You will not bring her home for the holidays, but bring the holidays to HER in whatever managed care AL she winds up moving into. We used to cook a lasagna with all the fixings and reserve a private room (like the library) at mom's MC, then take Christmas eve over to her, complete with gifts and everything. She may still be with you for Thanksgiving, so you won't have to figure out how to do that holiday. When mom was in AL, they had a great feast on TG and we'd go there for it, or bring her to our house (which got a lot harder as the years progressed) b/c she lived in managed care for years so going back at the end of the day was no big deal: she wanted to, in fact.

With dementia at play, I think I'd avoid the sacral nerve stimulation that's been suggested to you b/c they seem to have a harder time dealing with such surgical/medical procedures in general. My mother was a nervous wreck on her best day, but add some medical or dental procedure into it, and OMG.
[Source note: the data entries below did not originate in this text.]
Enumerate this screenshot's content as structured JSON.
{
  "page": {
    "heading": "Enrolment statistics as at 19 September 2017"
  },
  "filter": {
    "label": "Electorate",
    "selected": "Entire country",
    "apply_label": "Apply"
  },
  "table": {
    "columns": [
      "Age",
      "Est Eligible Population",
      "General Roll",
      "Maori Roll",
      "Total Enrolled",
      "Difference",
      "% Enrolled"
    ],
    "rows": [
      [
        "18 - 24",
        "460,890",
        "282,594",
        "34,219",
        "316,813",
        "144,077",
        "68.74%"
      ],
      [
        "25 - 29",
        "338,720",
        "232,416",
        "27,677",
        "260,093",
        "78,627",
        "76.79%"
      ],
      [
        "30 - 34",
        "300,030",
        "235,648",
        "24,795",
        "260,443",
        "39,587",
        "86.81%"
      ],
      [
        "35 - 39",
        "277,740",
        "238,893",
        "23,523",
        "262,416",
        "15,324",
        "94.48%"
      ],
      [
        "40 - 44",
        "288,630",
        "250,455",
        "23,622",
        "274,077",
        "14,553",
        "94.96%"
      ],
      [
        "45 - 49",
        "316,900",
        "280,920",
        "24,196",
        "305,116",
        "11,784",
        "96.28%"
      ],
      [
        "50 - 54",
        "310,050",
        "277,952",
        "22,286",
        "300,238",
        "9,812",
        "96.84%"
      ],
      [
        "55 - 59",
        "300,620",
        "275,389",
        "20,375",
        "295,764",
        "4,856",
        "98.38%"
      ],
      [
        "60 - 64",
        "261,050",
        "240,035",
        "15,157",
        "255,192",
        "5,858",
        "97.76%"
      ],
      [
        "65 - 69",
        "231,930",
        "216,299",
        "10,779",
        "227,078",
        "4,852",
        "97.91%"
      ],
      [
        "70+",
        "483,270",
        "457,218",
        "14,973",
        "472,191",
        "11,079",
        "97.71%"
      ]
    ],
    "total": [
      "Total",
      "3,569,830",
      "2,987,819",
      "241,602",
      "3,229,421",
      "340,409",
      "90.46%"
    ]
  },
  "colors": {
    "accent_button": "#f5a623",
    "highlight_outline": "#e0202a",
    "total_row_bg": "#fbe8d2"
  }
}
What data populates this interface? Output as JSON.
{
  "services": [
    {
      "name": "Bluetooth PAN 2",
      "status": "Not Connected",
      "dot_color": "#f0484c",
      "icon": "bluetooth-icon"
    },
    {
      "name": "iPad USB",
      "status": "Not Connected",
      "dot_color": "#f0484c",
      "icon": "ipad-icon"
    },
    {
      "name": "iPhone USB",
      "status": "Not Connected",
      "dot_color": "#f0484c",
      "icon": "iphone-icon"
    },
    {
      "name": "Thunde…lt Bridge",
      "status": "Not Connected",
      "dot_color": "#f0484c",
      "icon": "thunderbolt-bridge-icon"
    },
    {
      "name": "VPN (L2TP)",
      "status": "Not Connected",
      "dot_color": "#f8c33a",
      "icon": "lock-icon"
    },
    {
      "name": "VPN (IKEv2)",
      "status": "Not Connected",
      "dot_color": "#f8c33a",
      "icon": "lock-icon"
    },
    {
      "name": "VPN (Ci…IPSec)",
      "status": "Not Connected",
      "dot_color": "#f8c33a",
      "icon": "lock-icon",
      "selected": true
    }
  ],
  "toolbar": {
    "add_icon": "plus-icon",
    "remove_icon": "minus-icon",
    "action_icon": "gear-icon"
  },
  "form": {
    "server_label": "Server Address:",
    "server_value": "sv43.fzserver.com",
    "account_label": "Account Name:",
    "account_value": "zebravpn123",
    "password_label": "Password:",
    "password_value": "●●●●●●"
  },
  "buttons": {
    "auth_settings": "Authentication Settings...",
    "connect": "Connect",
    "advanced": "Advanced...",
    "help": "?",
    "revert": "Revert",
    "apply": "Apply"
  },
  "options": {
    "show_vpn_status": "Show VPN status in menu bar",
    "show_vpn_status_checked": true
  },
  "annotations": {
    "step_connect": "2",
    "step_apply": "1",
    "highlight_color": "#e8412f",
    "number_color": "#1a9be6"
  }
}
It's time for you to stop having every day of your life ruined while you worry about making life 'nice' for your mom. You've done enough. You've been a great daughter and will continue to BE a great daughter to her once she's living in managed care. There are lots of opportunities to be her advocate PLUS there are TONS of things you'll have to do for her once she's a resident. TRUST ME ON THAT. You're not abandoning the're moving her into a higher level of care where she'll have activities and others to socialize with. Change your thinking before you decide the whole move is 'too cruel' which it is NOT at all.

Wishing you the best of luck.
Helpful Answer (10)
Reply to lealonnie1
againx100 Nov 9, 2022
As always, your advice is excellent and very helpful. Thank you!
If Mom has dementia, please go for memory care. Folks in AL don't want to socialize with someone who doesn't have all their marbles, and it's very isolating. MC is geared toward that, and they'll be focused on mental stimulation, getting her to participate in activities (AL won't do that), and her socialization won't be entirely on her.

Ideally, you want a MC that can take her through the end of life, incontinence and all. They know how to handle it, and you shouldn't want the focus of her care to be her bladder but rather her mental stimulation.
Helpful Answer (9)
Reply to MJ1929
mom2mepil Nov 16, 2022
This is not for againx100 but for others who may be reading. Just want to mention that some AL’s have a lot of residents with dementia and so there is a lot of socializing among those residents. It really depends upon the current mix of clientele at the facility. My mom, who has mid stage dementia and incontinence, lives in AL and has a whole group of friends there who are similarly cognitively challenged. They spend most of their waking hours together, in one person’s room or another’s, or playing Bingo, hanging out in the “bistro,” etc. Since every lady in Mom’s friend group has trouble holding a thought in her head and remembering where her own apartment is located, they all get a lot of exercise walking around, looking for each other’s rooms. (The building is a big square, so they never get “lost”—they just go around and around until they figure it out.) Mom lives on the first floor, while her friends live on the second floor, so riding up and down the elevator is a big part of their daily activities, too. Mom’s AL also has a MC, but the residents on that floor have quite advanced dementia, and it involves way more care than Mom and her friends need at this point. So ask each facility to recommend where your LO would best fit in. I’m honestly surprised how well this AL does with dementia patients.
No “bringing home just for the day”. Drop by, cookies, gifties, cards, “see you over the weekend’, hugs, QUICK EXIT.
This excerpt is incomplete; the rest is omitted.